Getting nothing but a red screen at CroquetCollaborative.org? Here’s why.
Croquet keeps track of everything ever created, so that anyone can tell each object to do stuff. Most of the demo applications in the current SDK keep track as long as they are running. That creates a problem for our KidsFirst Application Toolkit demo,
and its public space at the Collaborative for Croquet. The public space is meant to be a long-lived environment, in which you can come and create (or destroy) stuff and rearrange it, and come back later to see things as you left them (perhaps evolved by someone else).
So we resort to a very old programming technique. And if you’re a developer, we need your help!
Many modern programming languages, including Smalltalk that Croquet is based on, can tell when no part of the environment is using an object, and the system gets rid of it. This is called “garbage collection.” This is very difficult to do in Croquet, because Croquet allows one person on the network to create an object that the person will later use as part of another object. Everyone needs to know about the first object as it is created, so that they can be told later to put it inside the second one. This makes it hard for any one Croquet machine to automatically know whether everyone is done using an object.
In older computer languages, people used to manage objects explicitly. The programmer created them, and the programmer explicitly “freed” them. Until we have distributed memory management in Croquet, most Croquet applications never “free” anything. Eventually, that fills up computer memory, which is not acceptable in our K.A.T. Each time someone enters a world, a lot of memory gets allocated for the user’s avatar and related information. If we don’t free it, it never goes away during the life of the world. Repeated comings and goings make the definition of the world so large that someone joining the party late has to wait a long time for a bunch of junk that has really already gone. So for the time being we’re freeing objects by explicitly unregistering them from the table that keeps track of all the objects in a world. (Technically, this is the Island nameMap.)
We do this whenever an object is explicitly deleted by the user, and whenever a user’s avatar leaves one world to enter another. When an object is unregistered, we also unregister everything in it, everything it is carrying, and so forth.
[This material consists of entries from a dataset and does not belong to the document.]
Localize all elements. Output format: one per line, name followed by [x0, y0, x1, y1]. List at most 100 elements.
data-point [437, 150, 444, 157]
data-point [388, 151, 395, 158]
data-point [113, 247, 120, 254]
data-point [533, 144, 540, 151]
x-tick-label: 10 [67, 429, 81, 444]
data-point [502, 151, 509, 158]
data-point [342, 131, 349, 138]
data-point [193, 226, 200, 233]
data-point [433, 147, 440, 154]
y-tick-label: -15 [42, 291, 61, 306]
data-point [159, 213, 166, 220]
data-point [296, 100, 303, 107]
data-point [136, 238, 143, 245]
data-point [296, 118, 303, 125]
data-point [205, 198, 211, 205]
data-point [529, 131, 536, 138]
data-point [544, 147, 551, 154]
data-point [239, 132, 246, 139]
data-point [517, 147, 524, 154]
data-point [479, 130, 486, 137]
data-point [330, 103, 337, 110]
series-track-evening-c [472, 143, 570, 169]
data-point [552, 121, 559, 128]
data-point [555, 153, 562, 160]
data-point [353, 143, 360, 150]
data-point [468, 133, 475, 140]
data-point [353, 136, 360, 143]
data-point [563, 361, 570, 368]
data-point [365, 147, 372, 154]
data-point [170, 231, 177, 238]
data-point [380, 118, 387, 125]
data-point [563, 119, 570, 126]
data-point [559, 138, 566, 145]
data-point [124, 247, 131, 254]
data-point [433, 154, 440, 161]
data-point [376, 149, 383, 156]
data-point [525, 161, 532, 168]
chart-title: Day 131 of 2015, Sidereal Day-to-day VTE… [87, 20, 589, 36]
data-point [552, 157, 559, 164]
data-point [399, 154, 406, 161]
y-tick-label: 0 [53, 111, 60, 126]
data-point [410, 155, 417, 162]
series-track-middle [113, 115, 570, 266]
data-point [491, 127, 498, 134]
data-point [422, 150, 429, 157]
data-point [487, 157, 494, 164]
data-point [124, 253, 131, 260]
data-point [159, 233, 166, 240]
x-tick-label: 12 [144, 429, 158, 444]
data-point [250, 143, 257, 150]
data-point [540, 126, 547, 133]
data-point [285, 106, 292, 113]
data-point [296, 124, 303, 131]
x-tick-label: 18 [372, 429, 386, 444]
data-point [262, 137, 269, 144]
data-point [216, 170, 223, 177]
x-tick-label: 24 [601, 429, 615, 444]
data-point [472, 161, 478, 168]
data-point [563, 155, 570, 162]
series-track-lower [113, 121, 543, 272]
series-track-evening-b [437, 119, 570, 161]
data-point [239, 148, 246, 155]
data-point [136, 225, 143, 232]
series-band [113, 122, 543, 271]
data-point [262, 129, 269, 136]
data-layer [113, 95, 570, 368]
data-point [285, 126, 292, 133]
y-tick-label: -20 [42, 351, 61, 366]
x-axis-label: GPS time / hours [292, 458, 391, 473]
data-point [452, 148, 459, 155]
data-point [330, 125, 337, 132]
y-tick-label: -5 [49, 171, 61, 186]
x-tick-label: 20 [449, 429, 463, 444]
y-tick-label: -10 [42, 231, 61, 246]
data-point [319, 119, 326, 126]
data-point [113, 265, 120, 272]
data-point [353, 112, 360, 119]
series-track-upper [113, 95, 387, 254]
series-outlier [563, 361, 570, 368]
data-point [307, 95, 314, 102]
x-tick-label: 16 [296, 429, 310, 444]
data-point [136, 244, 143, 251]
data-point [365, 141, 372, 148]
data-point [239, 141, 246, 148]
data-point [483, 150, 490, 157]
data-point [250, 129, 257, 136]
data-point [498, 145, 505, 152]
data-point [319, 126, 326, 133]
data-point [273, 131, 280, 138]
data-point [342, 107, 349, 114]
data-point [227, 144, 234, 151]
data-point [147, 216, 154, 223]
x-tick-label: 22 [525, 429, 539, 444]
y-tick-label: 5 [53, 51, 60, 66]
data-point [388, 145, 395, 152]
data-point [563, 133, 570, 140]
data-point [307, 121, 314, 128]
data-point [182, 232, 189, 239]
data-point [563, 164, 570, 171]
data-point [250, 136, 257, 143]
Alas, there’s at least one complication. When you put your mouse pointer over an object, the current default user interface reserves that object for exclusive use by you, until your mouse pointer moves off the object or click on it. The way it does that is to send the object a message telling it to that it is no longer under the mouse pointer. So what happens when an object has a “delete” button? The delete button removes the object and unregisters it, along with everything attached to the object, such as the delete button itself. But after sending “pointer down”, the current user interface immediately sends the button “pointer leave.” But the button isn’t there any more! There’s no known object to receive the message. What to do?
For now, instead of unregistering the objects immediately when they are deleted, we schedule them to “self destruct” after five seconds. We immediately remove the object from the scene, so that it looks like they’re deleted, but we don’t actually unregister them until a little later. The idea is to let them handle any cleanup activities such as “pointer leave.” Not very elegant, but it ought to be ok until we get real memory management and a redesigned default user interface.
Only it isn’t ok. Looking at the crash logs at CroquetCollaborative.org, I see that the only error we’re getting is “No such object”, which is repeatedly crashing the connection.
But what’s causing it? Alas, the crash log doesn’t give enough detail. But you developers can just tell us what you’re doing when you get this error! (It’s supposed to be a collaborative, after all.) If you can, go down the stack in the debugger until you see the TIsland>>decode: frame, highlight ‘aTMessage selector’, and press cmd/alt-p (to print the value). Tell us what it says.
This raises a couple of issues of things we should do:
- The #decode: method creates a message object in a local variable, but doesn’t assign the message name (the selector) until after the place where it does a check to conditionally signal an error. It ought to fill in what it can about the message first, so that crash logs that prints local variables gives us some meaningful data.
- IT happens. Systems should be designed to recover from inevitable failure. We need to put in a watch dog to reset the system when that happens. Right now, I’m checking on the system periodically and kicking it when needed. Ugh.
- It might just be that five seconds isn’t long enough on the network. Sometimes latency really sucks, and things get way behind. Our digital clutch is designed to drop messages that make the system behave worse, while also telling you with an annoying click to stop trying to make it worse. It’s our equivalent of having you not hit the “refresh” button over and over again. But we just came up with this, and I know it needs some refinement. Right now, you can get behind. When this happens, you’re quite likely to go click on things, and this might include the delete button. But if you’re way behind, maybe you send a delete and then a “mouse down” on some other sub-part, but the mouse down doesn’t “arrive” until more than five seconds after the delete. Maybe the business end of the self destruct should be minutes or even hours after it is received? Why not? All that we care about is that it eventually happens. Or since we’re measuring latency, maybe the timeout should be a function of the actual latency at the time of the delete?